The following resolutions came from several states including Illinois and reflect different aspects of the health care debate of past several months.  

Health 152

  •  We oppose compulsory national health insurance, including laws requiring all individuals or employers to purchase health insurance, and a national health plan in any form.
  • Any national health plan and or compulsory national health insurance for U.S. citizens will also be required of members (current and retired) of Congress, the President, past Presidents, their family members, and all federal employees with the exemption of active duty, retired, and disabled military personnel.
  • Health care policy should embrace the following principles:  Reduce health care spending through the use of coordinated care, electronic records, provide incentives for results (not procedures) and preventative care, responsibly reduce hospital stays, and allow payments to medical professionals for their service through telecommunications and email.
  • We support allowing insurance companies to sell and individuals to purchase health plans across state lines to create competitive prices.
  • We oppose taxpayer funded healthcare for illegal immigrants.
  • We oppose increasing Medicaid eligibility, in an effort to have national health care reform, that would result in increased cost shifting to the states.
  • We oppose reducing Medicare funding to help support another national health care program, and
  • We oppose the taxing of employees on their health insurance benefits.

Because of the lack of Republican support for either the House or Senate health care bills, Congressional leaders have disposed of the usual conference committee process.   For the past week, Democratic congressional leaders and President Obama have been negotiating the final health care bill in private.
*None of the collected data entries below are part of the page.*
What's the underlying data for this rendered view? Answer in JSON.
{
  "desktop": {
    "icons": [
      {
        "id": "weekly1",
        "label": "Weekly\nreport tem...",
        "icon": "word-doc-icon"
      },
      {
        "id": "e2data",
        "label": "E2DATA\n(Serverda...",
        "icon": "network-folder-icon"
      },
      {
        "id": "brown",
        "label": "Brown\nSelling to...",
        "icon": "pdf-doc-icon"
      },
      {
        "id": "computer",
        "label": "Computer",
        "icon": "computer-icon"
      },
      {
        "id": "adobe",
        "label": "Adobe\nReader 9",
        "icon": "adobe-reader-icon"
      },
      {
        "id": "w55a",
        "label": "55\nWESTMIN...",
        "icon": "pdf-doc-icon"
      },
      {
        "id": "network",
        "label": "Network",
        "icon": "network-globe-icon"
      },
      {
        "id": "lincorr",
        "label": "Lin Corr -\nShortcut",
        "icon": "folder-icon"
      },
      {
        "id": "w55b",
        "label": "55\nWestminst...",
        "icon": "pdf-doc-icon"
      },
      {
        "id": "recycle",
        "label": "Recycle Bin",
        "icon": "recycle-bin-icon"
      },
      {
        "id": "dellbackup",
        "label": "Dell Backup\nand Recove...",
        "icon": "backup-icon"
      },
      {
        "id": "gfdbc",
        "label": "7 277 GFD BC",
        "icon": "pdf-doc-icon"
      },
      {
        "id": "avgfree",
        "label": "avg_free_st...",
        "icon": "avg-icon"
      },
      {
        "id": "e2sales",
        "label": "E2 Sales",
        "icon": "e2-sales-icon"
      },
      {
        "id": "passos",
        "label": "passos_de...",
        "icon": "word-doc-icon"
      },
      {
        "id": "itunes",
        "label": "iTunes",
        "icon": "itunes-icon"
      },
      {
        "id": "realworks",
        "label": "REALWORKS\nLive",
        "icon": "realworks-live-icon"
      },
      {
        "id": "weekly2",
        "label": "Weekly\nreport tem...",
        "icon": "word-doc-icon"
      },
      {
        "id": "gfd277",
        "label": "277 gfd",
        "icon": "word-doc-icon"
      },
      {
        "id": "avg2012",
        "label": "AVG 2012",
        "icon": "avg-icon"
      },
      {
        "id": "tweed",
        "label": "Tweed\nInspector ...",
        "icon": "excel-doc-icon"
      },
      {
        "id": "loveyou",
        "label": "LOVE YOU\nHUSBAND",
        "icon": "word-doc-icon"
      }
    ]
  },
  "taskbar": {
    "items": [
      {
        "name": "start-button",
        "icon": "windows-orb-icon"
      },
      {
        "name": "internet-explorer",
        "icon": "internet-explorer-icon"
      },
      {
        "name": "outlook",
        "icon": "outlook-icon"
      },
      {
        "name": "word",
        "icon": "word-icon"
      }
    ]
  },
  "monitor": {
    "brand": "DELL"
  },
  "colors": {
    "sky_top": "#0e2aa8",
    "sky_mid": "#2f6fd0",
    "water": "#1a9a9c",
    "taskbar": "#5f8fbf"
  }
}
Out of those negotiations, it has been reported that leaders and the White House have agreed how to treat the proposed excise tax on so-called Cadillac health insurance plans.  
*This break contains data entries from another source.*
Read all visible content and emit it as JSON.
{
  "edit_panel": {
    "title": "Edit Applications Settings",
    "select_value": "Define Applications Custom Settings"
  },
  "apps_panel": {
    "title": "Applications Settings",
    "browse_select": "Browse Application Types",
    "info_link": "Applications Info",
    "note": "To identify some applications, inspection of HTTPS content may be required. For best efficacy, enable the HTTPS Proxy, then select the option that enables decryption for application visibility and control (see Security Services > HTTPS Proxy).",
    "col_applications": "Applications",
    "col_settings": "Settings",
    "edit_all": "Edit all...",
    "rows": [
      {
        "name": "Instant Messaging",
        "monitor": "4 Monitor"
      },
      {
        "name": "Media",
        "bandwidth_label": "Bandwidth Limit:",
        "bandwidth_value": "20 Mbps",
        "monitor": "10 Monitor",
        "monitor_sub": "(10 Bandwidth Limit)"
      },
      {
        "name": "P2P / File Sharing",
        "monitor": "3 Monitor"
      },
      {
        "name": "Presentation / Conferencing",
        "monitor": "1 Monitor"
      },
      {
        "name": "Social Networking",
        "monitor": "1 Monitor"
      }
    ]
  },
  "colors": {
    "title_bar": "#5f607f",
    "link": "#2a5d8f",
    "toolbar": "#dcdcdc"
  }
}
In the Senate bill, any taxpayer with group policy premiums of more than $8,500 for an individual or $23,000 for a family will be subject to the 40 percent excise tax. 

The Wall Street Journal reported this weekend that unions’ five-year exemption from the tax on expensive healthcare insurance plans is drawing both criticism and concern over how to pay the $60 billion price tag over the next decade.    Workers covered in private sector contracts and unionized state and local government workers would not pay the tax until 2018.

All others with “Cadillac” plans would pay beginning in 2013.

According to the AFL-CIO, the earlier version of the tax passed by the Senate Dec. 24 would have affected 19% of workers with employer-provided health coverage in 2013, or about 31 million people. Of the 31 million, about 40% are union members, the AFL-CIO said.   Government analysts assumed that most employers affected by the tax would change to less-expensive plans to avoid it. The reprieve deal would remove that pressure on employers, allowing union members to keep existing benefits for longer.  “Democrats are placing the interests of their narrow political base over the interests of every other American,” said Rep. Tom Price (R., Ga.). “Real reform wouldn’t treat people better simply because they have a union card in their wallet. Union members and bureaucrats should pay the same taxes as the rest of us.”

Beyond that, we don’t know what’s in the final bill.   But staff from the three House committees that wrote the House bill have put together an excellent 11-page side-by-side comparison of the Senate and House bills.

Many news reports show that leaders hope to send provisions of the new bill to the Congressional Budget Office for review by the end of this week.